P.S. I'm not offended if you called CrossOver an emulator .
In the IT world, especially when it comes to what certain software do and don't do irrespective of some kind of similarity, the differences are massively huge. And this is the case with emulators and translators.
The huge difference is that Emulators don't translate, And Translators don't emulate despite there's an appearance of sort of doing the same thing (when in reality they don't).
So, how do they work?
A Translator, such as Crossover, makes an Operating System (in this case, macOS) think that a foreign program is part of it, or is compatible to run from it. The Translator translates the to macOS the Windows OS "language" to its own "language," thus making it "understandable" to run the program, and thus "gives" permission to use its resources.
An Emulator is totally different as it runs a program in its own "box," as it were independent of the hosting Operating System. An example of this would be Virtual Machines, i.e., Hyper-V and etc., and are usually there to run other Operating Systems in a container, and from there one can use the software that is installed on that system).

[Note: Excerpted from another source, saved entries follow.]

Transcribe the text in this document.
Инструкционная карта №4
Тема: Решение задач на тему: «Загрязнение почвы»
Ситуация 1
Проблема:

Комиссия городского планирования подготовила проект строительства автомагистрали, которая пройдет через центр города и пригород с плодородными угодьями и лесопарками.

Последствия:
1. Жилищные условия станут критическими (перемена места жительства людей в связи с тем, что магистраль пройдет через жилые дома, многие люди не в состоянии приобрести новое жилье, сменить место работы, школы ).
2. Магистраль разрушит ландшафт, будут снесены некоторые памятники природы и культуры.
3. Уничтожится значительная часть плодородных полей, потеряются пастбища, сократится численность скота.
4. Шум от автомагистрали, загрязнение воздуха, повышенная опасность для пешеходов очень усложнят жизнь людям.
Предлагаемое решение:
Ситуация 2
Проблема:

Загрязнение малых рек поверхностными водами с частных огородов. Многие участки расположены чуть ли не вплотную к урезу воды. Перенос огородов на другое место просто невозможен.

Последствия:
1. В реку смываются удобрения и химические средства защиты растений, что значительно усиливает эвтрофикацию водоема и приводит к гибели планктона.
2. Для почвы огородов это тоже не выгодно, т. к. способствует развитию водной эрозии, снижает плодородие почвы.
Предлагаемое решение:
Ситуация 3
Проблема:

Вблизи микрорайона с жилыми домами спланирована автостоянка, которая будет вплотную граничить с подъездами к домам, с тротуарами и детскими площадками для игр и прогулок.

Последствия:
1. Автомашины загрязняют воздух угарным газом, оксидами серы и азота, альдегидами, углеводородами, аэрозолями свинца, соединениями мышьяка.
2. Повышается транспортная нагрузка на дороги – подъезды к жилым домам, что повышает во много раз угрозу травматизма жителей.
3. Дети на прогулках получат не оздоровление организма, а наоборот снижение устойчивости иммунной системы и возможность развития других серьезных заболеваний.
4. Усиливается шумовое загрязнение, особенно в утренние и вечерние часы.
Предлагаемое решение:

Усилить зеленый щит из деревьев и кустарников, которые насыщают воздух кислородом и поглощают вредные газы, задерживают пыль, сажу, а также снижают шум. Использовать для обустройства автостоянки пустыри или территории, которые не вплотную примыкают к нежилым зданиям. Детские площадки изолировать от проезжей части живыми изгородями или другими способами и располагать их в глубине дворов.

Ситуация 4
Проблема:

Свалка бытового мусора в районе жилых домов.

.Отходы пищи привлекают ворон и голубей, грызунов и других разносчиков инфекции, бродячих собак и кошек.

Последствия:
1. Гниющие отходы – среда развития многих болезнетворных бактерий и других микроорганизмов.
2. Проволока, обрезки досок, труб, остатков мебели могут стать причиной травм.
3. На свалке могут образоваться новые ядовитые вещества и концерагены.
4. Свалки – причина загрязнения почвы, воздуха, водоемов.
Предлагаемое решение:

Another method for running software on a foreign system, is something that is called a "Sub-System." This is something that Microsoft has done with Linux, in where a number of Linux distros are able to run alongside or beneath the Windows Operating System. As to how that actually works, well, someone who knows more than me, can give you that kind of information.
Trust you find this helpful to you.
Edited by APsit190, 11 June 2021 - 06:53 PM.